As has been widely reported, pension reform is now reality in the State of Illinois – at least for some. Reform legislation signed by Governor Quinn will apply to any newly-hired state or local government employee (except sworn members of police and fire departments, but I’ll get to that in a bit). Changes include:
- Raises the retirement age for full pension to 67 with 10 years of service.
- Raises the early retirement age to 62 with 10 years of service for reduced benefit.
- Limits the maximum pensionable salary to the 2010 Social Security wage base of $106,800.
- Final average salary would be the average of the highest eight consecutive salary years (instead of four) out of the previous 10 years.
- Cost of living adjustments (COLA) would be calculated using simple interest rather than compound interest. COLA would be 3 percent or one-half of the inflation rate, whichever is less, and would apply only after age 67.
- Maximum General Assembly and judges’ pensions would be 60 percent of the calculated final average salary, down from 85 percent.
- Suspends the pension of any retiree who goes to work for a unit of government that participates in another pension system.
As I mentioned, this will only apply to new employees, not any existing state or local government employee.

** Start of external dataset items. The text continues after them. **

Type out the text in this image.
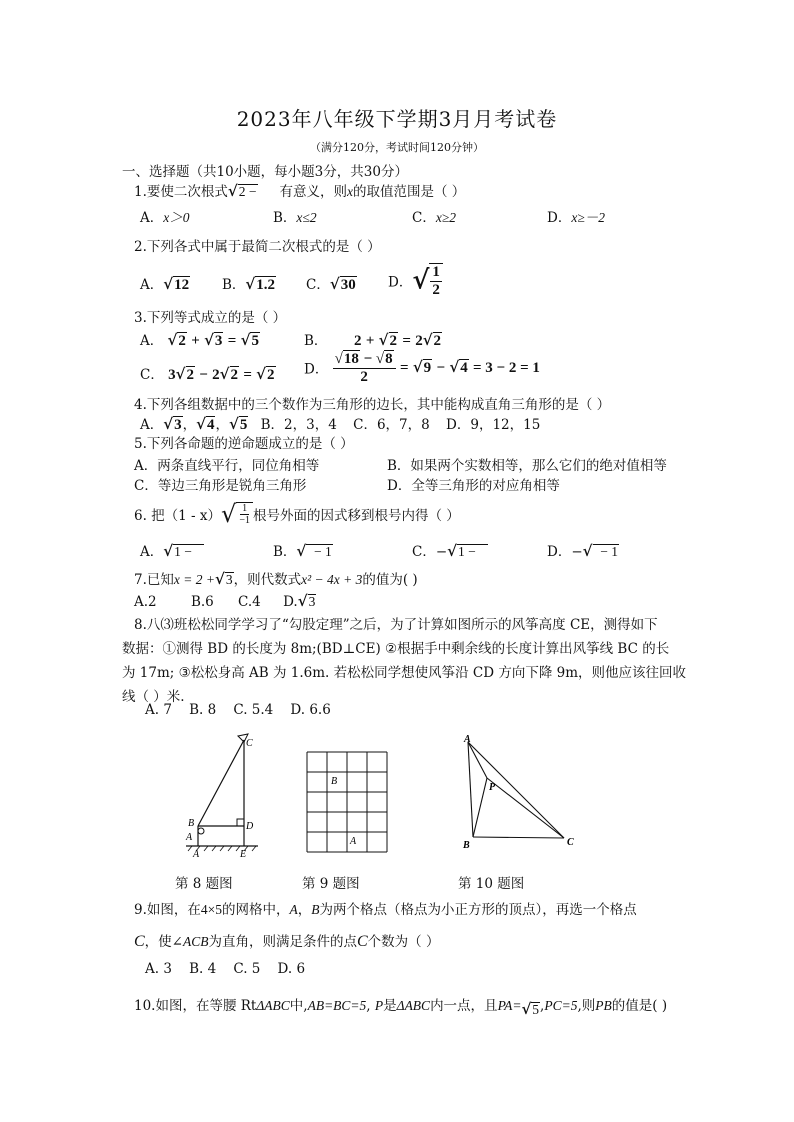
2023年八年级下学期3月月考试卷
（满分120分，考试时间120分钟）
一、选择题（共10小题，每小题3分，共30分）
1.要使二次根式√2 − 有意义，则x的取值范围是（ ）
A．x＞0	B．x≤2	C．x≥2	D．x≥－2
2.下列各式中属于最简二次根式的是（ ）
A．√12 B．√1.2 C．√30 D．√ $\frac{1}{2}$
3.下列等式成立的是（ ）
A． √2 + √3 = √5	B． 2 + √2 = 2√2
C． 3√2 − 2√2 = √2 D． $\frac{√18 - √8}{2} = √9 - √4 = 3 - 2 = 1$
4.下列各组数据中的三个数作为三角形的边长，其中能构成直角三角形的是（ ）
A．√3，√4，√5 B．2，3，4 C．6，7，8 D．9，12，15
5.下列各命题的逆命题成立的是（ ）
A．两条直线平行，同位角相等	B．如果两个实数相等，那么它们的绝对值相等
C．等边三角形是锐角三角形	D．全等三角形的对应角相等
6. 把$(1 - x)√ \frac{1}{-1}$ 根号外面的因式移到根号内得（ ）
A．√1 −	B．√  − 1	C．−√1 −	D．−√  − 1
7.已知x = 2 +√3，则代数式x² − 4x + 3的值为( )
A.2	B.6 C.4 D.√3
8.八⑶班松松同学学习了“勾股定理”之后，为了计算如图所示的风筝高度 CE，测得如下
数据：①测得 BD 的长度为 8m;(BD⊥CE) ②根据手中剩余线的长度计算出风筝线 BC 的长
为 17m; ③松松身高 AB 为 1.6m. 若松松同学想使风筝沿 CD 方向下降 9m，则他应该往回收
线（ ）米.
A. 7    B. 8    C. 5.4    D. 6.6
C
D
B
A
A	E
第 8 题图
B
A
第 9 题图
A
B	C
P
第 10 题图
9.如图，在4×5的网格中，A，B为两个格点（格点为小正方形的顶点），再选一个格点
C，使∠ACB为直角，则满足条件的点C个数为（ ）
A. 3    B. 4    C. 5    D. 6
10.如图，在等腰 RtΔABC中,AB=BC=5, P是ΔABC内一点，且PA=√5,PC=5,则PB的值是( )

The reason that only new employees are covered by the reforms is that existing employees are protected by the State Constitution from any reduction or diminution of their pension benefits. Eric Zorn of the Chicago Tribune has written on this subject extensively in the past couple of weeks, including arguments FOR and AGAINST reducing benefits for current government employees. I encourage you to read these opinions. They’re good and demonstrate how complex this issue is.
Local government representatives continue to hear news of pending reform for police and fire pensions. It’s been reported that Senate President John Cullerton has indicated his desire to move this forward, as have representatives of House Speaker Mike Madigan. This is good news as no class of employees should be exempt from making a sacrifice towards reducing the tremendous pension obligations of the State of Illinois and local government entities. In short, the State of Illinois needs to finish the job.
There are already new reports about efforts to make changes to the pension reform legislation, particularly as it pertains to teachers. The City of St. Charles isn’t in the education business and we don’t work with teachers, so I won’t comment on this. However, it is likely that if the teachers secure some relief, other groups of government employees won’t be far behind. I believe it’s best to leave things alone for now. If the reforms end up having a negative impact on recruitment, or costing local governments more in salary and insurance claims, or reducing the quality of service, then changes can be considered. There’s no constitutional prohibition on expanding benefits, so those changes are relatively easy to make.